The dispersing and deagglomeration of solids into liquids is an important application of ultrasonic devices. Ultrasonic cavitation generates high shear that breaks particle agglomerates into single dispersed particles.
The mixing of powders into liquids is a common step in the formulation of various products, such as paint, ink, shampoo, beverages, or polishing media. The individual particles are held together by attraction forces of various physical and chemical nature, including van der Waals forces and liquid surface tension. This effect is stronger for higher viscosity liquids, such as polymers or resins. The attraction forces must be overcome on order to deagglomerate and disperse the particles into liquid media.
The application of mechanical stress breaks the particle agglomerates apart. Also, liquid is pressed between the particles. Different technologies are commonly used for the dispersing of powders into liquids. This includes high pressure homogenizers, agitator bead mills, impinging jet mills and rotor-stator-mixers.

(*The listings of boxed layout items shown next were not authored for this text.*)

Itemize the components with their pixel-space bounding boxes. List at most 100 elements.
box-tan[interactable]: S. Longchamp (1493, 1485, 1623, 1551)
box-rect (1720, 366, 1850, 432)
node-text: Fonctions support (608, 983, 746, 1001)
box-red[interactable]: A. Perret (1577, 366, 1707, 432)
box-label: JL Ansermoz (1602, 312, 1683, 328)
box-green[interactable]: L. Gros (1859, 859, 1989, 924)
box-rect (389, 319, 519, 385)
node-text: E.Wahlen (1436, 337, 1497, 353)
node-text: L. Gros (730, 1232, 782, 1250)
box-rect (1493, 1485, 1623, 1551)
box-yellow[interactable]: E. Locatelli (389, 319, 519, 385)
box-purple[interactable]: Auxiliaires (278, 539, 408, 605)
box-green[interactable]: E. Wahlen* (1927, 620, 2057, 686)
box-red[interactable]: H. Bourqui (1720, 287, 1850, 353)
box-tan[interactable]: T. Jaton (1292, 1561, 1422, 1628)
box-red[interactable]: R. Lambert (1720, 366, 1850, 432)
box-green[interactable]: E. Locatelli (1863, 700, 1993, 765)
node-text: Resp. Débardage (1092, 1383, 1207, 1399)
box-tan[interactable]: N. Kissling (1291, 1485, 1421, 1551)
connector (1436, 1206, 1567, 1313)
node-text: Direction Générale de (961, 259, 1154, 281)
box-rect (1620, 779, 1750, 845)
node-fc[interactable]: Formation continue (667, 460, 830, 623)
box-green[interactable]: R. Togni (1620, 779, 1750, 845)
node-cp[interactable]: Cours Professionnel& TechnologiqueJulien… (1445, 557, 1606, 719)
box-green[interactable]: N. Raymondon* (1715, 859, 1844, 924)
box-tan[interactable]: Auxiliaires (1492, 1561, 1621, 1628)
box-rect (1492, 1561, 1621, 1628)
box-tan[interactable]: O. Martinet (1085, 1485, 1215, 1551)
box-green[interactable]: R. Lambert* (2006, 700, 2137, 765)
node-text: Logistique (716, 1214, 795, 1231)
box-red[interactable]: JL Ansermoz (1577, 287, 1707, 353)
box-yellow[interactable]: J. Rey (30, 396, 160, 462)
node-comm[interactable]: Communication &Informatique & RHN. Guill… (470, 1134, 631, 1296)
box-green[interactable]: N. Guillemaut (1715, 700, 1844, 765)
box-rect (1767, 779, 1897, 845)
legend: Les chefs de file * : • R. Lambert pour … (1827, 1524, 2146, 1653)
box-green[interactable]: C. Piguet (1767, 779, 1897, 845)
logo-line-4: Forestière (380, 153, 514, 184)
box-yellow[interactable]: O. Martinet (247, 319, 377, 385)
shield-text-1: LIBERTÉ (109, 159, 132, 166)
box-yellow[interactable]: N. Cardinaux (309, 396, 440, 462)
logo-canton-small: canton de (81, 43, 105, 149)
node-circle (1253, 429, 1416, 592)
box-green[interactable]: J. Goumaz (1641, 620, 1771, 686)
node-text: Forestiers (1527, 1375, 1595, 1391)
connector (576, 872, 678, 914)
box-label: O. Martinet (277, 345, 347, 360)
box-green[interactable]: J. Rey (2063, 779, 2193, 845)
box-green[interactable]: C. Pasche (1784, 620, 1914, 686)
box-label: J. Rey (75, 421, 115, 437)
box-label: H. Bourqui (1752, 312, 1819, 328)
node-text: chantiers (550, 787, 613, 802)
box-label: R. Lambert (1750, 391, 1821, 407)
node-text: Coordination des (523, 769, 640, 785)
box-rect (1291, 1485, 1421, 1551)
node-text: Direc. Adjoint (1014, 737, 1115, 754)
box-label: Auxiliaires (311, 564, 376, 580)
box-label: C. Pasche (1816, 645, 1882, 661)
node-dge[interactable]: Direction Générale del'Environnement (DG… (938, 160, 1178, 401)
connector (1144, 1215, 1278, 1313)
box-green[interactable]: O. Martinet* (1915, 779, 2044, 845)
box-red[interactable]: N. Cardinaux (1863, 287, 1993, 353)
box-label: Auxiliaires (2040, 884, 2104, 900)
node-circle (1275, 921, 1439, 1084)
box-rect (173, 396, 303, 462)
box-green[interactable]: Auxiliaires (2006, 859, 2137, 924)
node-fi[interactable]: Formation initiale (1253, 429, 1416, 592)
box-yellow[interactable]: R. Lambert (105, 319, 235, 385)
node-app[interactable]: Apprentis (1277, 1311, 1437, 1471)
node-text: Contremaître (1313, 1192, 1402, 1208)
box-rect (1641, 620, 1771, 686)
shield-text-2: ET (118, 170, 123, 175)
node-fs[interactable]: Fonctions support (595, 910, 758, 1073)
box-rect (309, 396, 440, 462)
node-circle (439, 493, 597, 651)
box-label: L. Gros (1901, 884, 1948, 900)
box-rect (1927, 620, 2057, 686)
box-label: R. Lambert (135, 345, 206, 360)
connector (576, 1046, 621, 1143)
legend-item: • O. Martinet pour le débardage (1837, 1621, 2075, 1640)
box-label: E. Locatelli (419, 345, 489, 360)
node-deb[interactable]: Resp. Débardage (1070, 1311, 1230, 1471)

High intensity ultrasonication is an interesting alternative to these technologies. When sonicating liquids the sound waves that propagate into the liquid media result in alternating high-pressure (compression) and low-pressure (rarefaction) cycles. This applies mechanical stress on the attracting electrostatic forces (e.g. van der Waals forces). Ultrasonic cavitation in liquids causes high speed liquid jets of up to 1000km/h (approx. 600mph). Such jets press liquid at high pressure between the particles and separate them from each other. Smaller particles are accelerated with the liquid jets and collide at high speeds. This makes ultrasound an effective means for the dispersing and deagglomeration but also for the milling and fine grinding of micron-size and sub micron-size particles.